Validation of the Postprandial Interleukin-1β Response in Horses Using Equine-Specific Antibodies

Interleukin (IL)-1β is a commonly studied proinflammatory cytokine, with relevance to arthritis, obesity, aging, and other inflammatory diseases of horses. Evaluating protein concentrations in plasma is a useful measurement for research in these areas of equine health. The objective of this research was to validate a commercially available enzyme-linked immunosorbent assay (ELISA) for equine IL1β and to compare concentrations with those previously published using an ELISA that is no longer available.
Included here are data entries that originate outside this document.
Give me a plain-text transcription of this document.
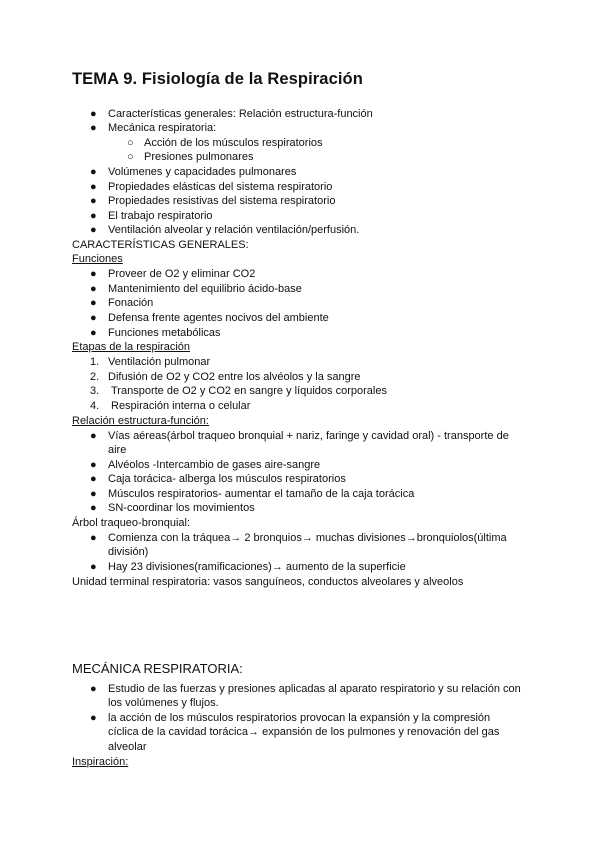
TEMA 9. Fisiología de la Respiración
● Características generales: Relación estructura-función
● Mecánica respiratoria:
○ Acción de los músculos respiratorios
○ Presiones pulmonares
● Volúmenes y capacidades pulmonares
● Propiedades elásticas del sistema respiratorio
● Propiedades resistivas del sistema respiratorio
● El trabajo respiratorio
● Ventilación alveolar y relación ventilación/perfusión.
CARACTERÍSTICAS GENERALES:
Funciones
● Proveer de O2 y eliminar CO2
● Mantenimiento del equilibrio ácido-base
● Fonación
● Defensa frente agentes nocivos del ambiente
● Funciones metabólicas
Etapas de la respiración
1. Ventilación pulmonar
2. Difusión de O2 y CO2 entre los alvéolos y la sangre
3. Transporte de O2 y CO2 en sangre y líquidos corporales
4. Respiración interna o celular
Relación estructura-función:
● Vías aéreas(árbol traqueo bronquial + nariz, faringe y cavidad oral) - transporte de
aire
● Alvéolos -Intercambio de gases aire-sangre
● Caja torácica- alberga los músculos respiratorios
● Músculos respiratorios- aumentar el tamaño de la caja torácica
● SN-coordinar los movimientos
Árbol traqueo-bronquial:
● Comienza con la tráquea→ 2 bronquios→ muchas divisiones→bronquiolos(última
división)
● Hay 23 divisiones(ramificaciones)→ aumento de la superficie
Unidad terminal respiratoria: vasos sanguíneos, conductos alveolares y alveolos
MECÁNICA RESPIRATORIA:
● Estudio de las fuerzas y presiones aplicadas al aparato respiratorio y su relación con
los volúmenes y flujos.
● la acción de los músculos respiratorios provocan la expansión y la compresión
cíclica de la cavidad torácica→ expansión de los pulmones y renovación del gas
alveolar
Inspiración:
The ELISA was assessed for linear parallelism and recovery using plasma from four healthy Standardbred mares. The assay was found to have linear parallelism for samples diluted 1:2, when the detection antibody concentration was 3 μg/mL. The average recovery of spiked IL1β was 98.9%. To compare concentrations, plasma was collected from six geldings at −0.5, 1, 2, and 4 hours after consumption of a meal high in starch and sugar (1.2 g/kg bodyweight). Consumption of 1.2 g of starch and sugar per kg of BW increased plasma IL1β concentrations 1 hour after feeding (P = .053). In conclusion, the commercially available ELISA is validated, with modifications, for use in equine plasma, and it detects a rise in plasma IL1β concentrations at 1 hour after meal consumption, a finding that is similar to previously reported data.